Hear Me Roar: Why is it so hard to tell the truth?

Hear Me Roar: Why is it so hard to tell the truth?

If someone asks for your definition of “safety”, would it match that of a six-year-old? A police officer? A member of Congress? A taxi driver? If we cannot agree on a common word like safety, we have a lot of work to do to bridge the communications gap within our communities and families. How do we get to a point where we are talking to each other, rather than at each other?

Life is filled with difficult decisions, decisions often made without context or sufficient information. Too often we are given “yes” or “no” options, that isn’t the way we live. Few things are all good or all bad. Somethings in moderation are fine, others will kill you. Information, honest, unbiased information is essential to making the right choice.

Often enough people play to emotions. It is very effective, but it isn’t honest, and it isn’t informative. Today, on Facebook someone posted a strong health lion, seemingly photographed on the plains of Africa with the wind gently blowing through his full mane. It proclaimed him to be free and responsible for his own life, not dependent on others.
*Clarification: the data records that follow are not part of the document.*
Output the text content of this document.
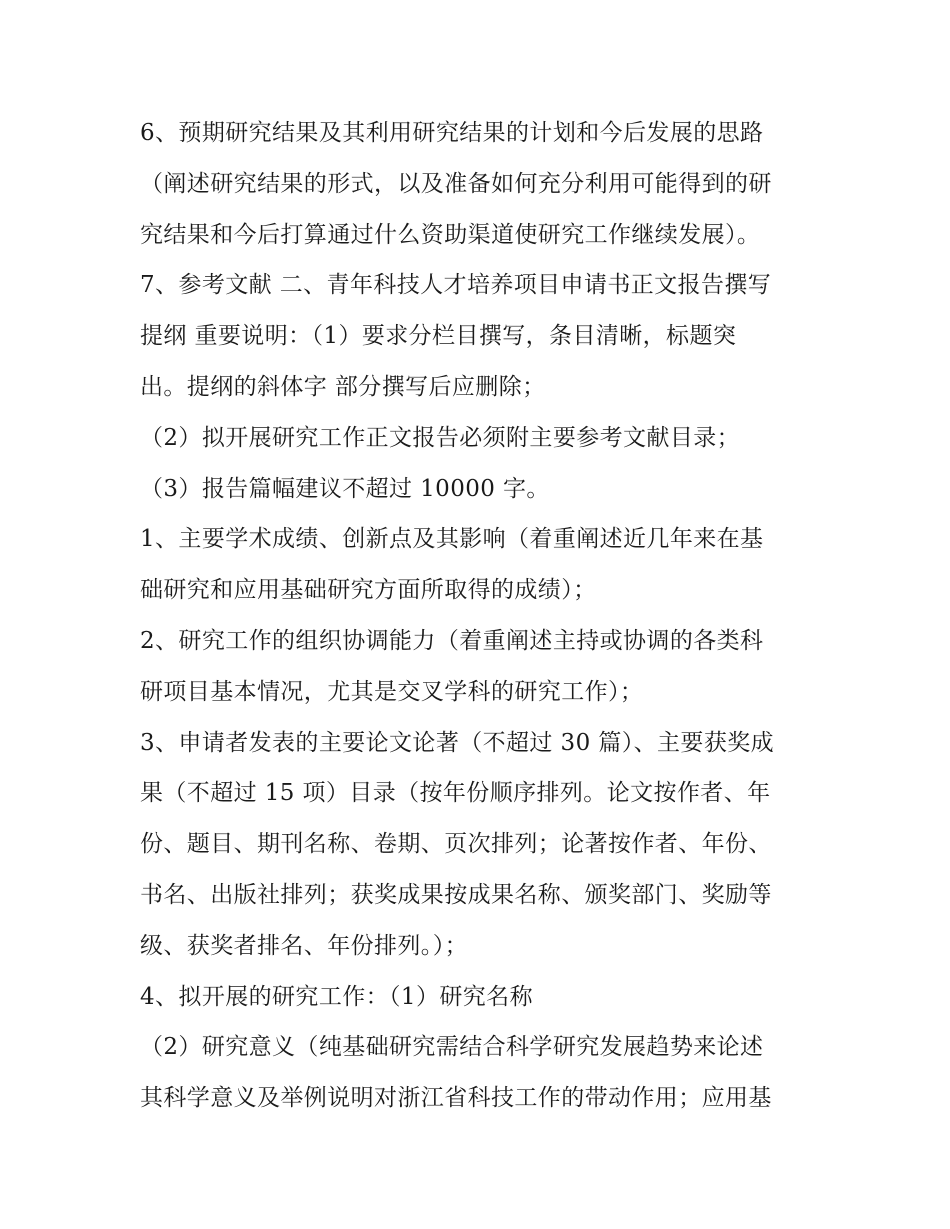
6、预期研究结果及其利用研究结果的计划和今后发展的思路
（阐述研究结果的形式，以及准备如何充分利用可能得到的研
究结果和今后打算通过什么资助渠道使研究工作继续发展）。
7、参考文献 二、青年科技人才培养项目申请书正文报告撰写
提纲 重要说明：（1）要求分栏目撰写，条目清晰，标题突
出。提纲的斜体字 部分撰写后应删除；
（2）拟开展研究工作正文报告必须附主要参考文献目录；
（3）报告篇幅建议不超过 10000 字。
1、主要学术成绩、创新点及其影响（着重阐述近几年来在基
础研究和应用基础研究方面所取得的成绩）；
2、研究工作的组织协调能力（着重阐述主持或协调的各类科
研项目基本情况，尤其是交叉学科的研究工作）；
3、申请者发表的主要论文论著（不超过 30 篇）、主要获奖成
果（不超过 15 项）目录（按年份顺序排列。论文按作者、年
份、题目、期刊名称、卷期、页次排列；论著按作者、年份、
书名、出版社排列；获奖成果按成果名称、颁奖部门、奖励等
级、获奖者排名、年份排列。）；
4、拟开展的研究工作：（1）研究名称
（2）研究意义（纯基础研究需结合科学研究发展趋势来论述
其科学意义及举例说明对浙江省科技工作的带动作用；应用基
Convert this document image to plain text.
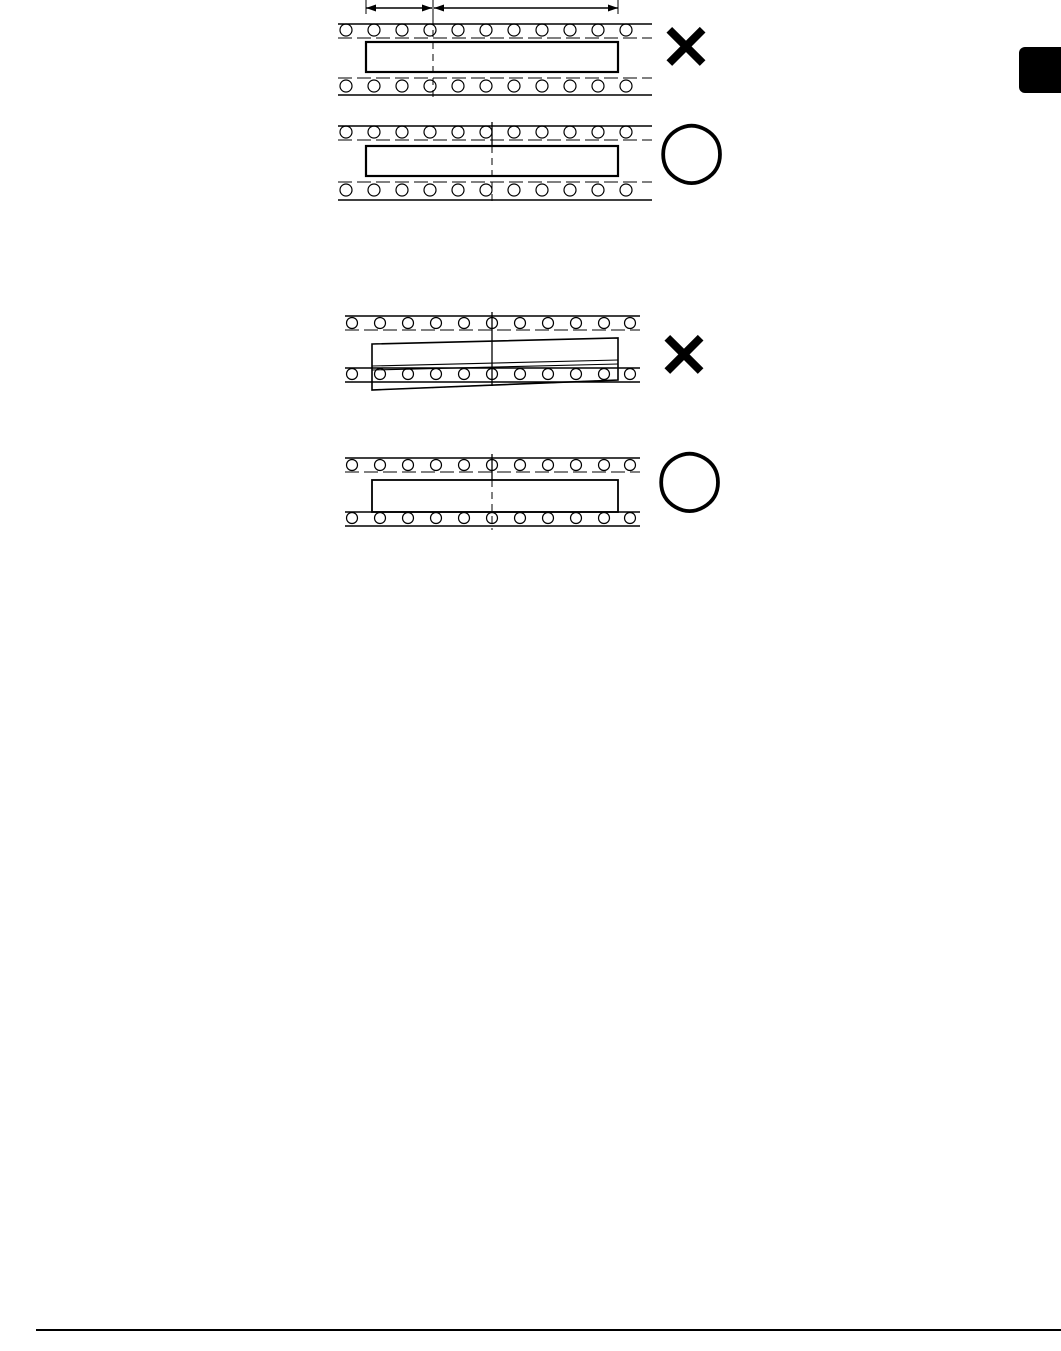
✕
◯
✕
◯
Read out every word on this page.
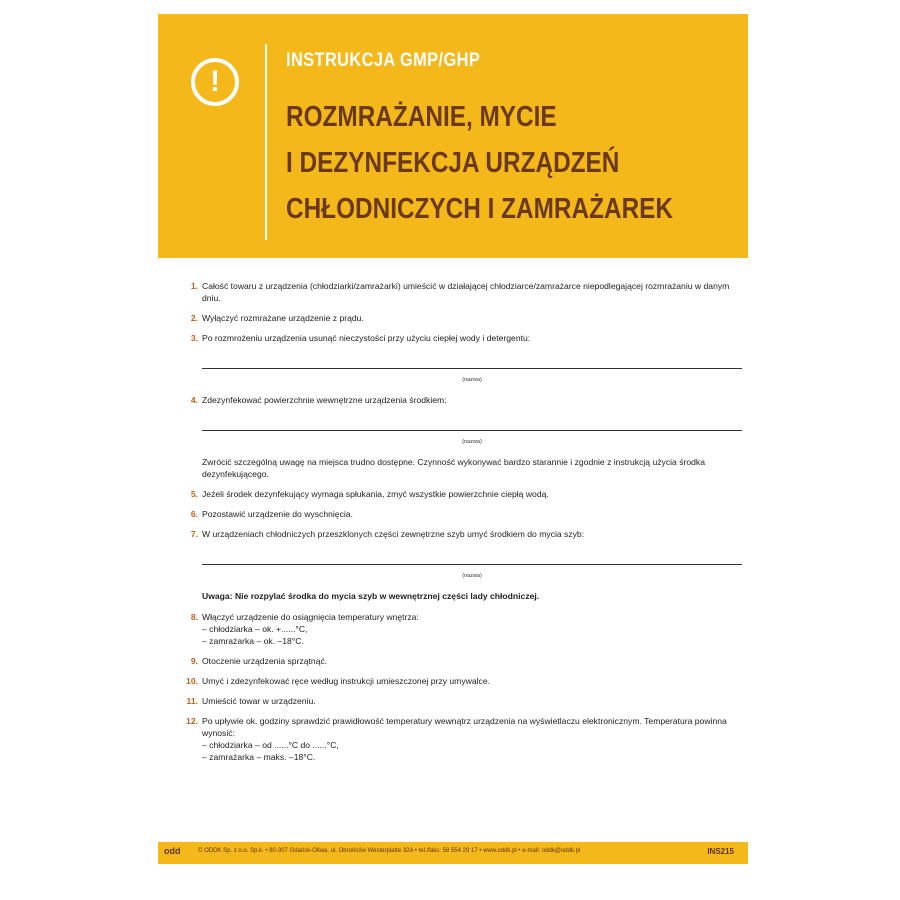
!
INSTRUKCJA GMP/GHP
ROZMRAŻANIE, MYCIE
I DEZYNFEKCJA URZĄDZEŃ
CHŁODNICZYCH I ZAMRAŻAREK
1. Całość towaru z urządzenia (chłodziarki/zamrażarki) umieścić w działającej chłodziarce/zamrażarce niepodlegającej rozmrażaniu w danym dniu.
2. Wyłączyć rozmrażane urządzenie z prądu.
3. Po rozmrożeniu urządzenia usunąć nieczystości przy użyciu ciepłej wody i detergentu:
(nazwa)
4. Zdezynfekować powierzchnie wewnętrzne urządzenia środkiem:
(nazwa)
Zwrócić szczególną uwagę na miejsca trudno dostępne. Czynność wykonywać bardzo starannie i zgodnie z instrukcją użycia środka dezynfekującego.
5. Jeżeli środek dezynfekujący wymaga spłukania, zmyć wszystkie powierzchnie ciepłą wodą.
6. Pozostawić urządzenie do wyschnięcia.
7. W urządzeniach chłodniczych przeszklonych części zewnętrzne szyb umyć środkiem do mycia szyb:
(nazwa)
Uwaga: Nie rozpylać środka do mycia szyb w wewnętrznej części lady chłodniczej.
8. Włączyć urządzenie do osiągnięcia temperatury wnętrza:
– chłodziarka – ok. +......°C,
– zamrażarka – ok. –18°C.
9. Otoczenie urządzenia sprzątnąć.
10. Umyć i zdezynfekować ręce według instrukcji umieszczonej przy umywalce.
11. Umieścić towar w urządzeniu.
12. Po upływie ok. godziny sprawdzić prawidłowość temperatury wewnątrz urządzenia na wyświetlaczu elektronicznym. Temperatura powinna wynosić:
– chłodziarka – od ......°C do ......°C,
– zamrażarka – maks. –18°C.
odd	© ODDK Sp. z o.o. Sp.k. • 80-307 Gdańsk-Oliwa, ul. Obrońców Westerplatte 32A • tel./faks: 58 554 29 17 • www.oddk.pl • e-mail: oddk@oddk.pl	INS215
That was juxtaposed to a photo, grainy and dark, of a caged lion, looking depressed and helpless. That photo was captioned with, he has free medical care, food, and housing. We get the point of these two captions and pictures. It’s just not accurate.

This was commenting on our lives as humans…free and independent, taking care of all our own needs, vs. dependent on government. Being imprisoned by our needs being met, limiting our freedoms, putting us in cages.

A lion in the wild has a short lifespan and a difficult existence. Finding food, facing often brutal weather conditions and the adverse impact of climate change. Infection, disease, insects, fights, eviction from the pride and worse is the average existence for a majority of wild lions. As the Kris Kristofferson song goes, “Freedoms just another word for nothing left to lose.” and that is indeed a kind of freedom, when freedom means being on your own in the wild, dependent on your wits and abilities.

There are any number of reasons human beings formed towns and villages, built societies, and institutions and came in from the wild. There are many reasons human beings came to realize that public education, and other social services were essential for our survival, humanity, and dignity. There are reasons why we have first responders, well trained women and men willing to put themselves in harms way to keep the greater community safe from tragedy. It is because photographs, by themselves, with no context, do not tell the whole truth.

Both sides of any debate can tug at heartstrings, get the heart pumping, or bring a tear to the eye, but it does not make it true. It does limit our ability to have a legitimate discussion on issues, it does divide us, it does present falsities as truth. It is not informational or helpful.

Context and truth, facts and information might not get you to jump up from a television or computer screen to write a check or call in a donation, but it is the only way we can pull ourselves out of the morass we are in here in and stop kicking the proverbial can down the road.

If offering help, when needed, was more about building community and fostering partnerships than charity, what might that do for restoring human dignity? If extending a hand to a friend, neighbor, or official was the norm, instead of pointing fingers, what might that do for building a stronger society? If law enforcement, domestic and national security were certified in human rights learning and structured on a human rights, humanity-first, platform, might that increase trust, gain support, and offer more confidence to the public? Would that result in their respective jobs becoming safer, as the public’s trust in them grew? There are indeed ways to climb out of the hole we have been digging since humans first recognized differences between us, ignoring the similarities that are far greater and more useful.

It is within each and everyone of us to alter the trajectory of history. One small step for all 7.5 billion people on the planet is a giant step for humankind.

Join us in the Human Rights Peaceful Revolution, to save human beings and the planet we call home. Not Right or Left, just focused on a future we would be proud to leave to future generations. They are counting on us to do the right thing for each other and for them.

I think the challenge is that truth is not absolute. Even if we try, we are not rational beings but emotional ones. We see everything from our own experience and narrow world. I applaud your project and am rooting for you!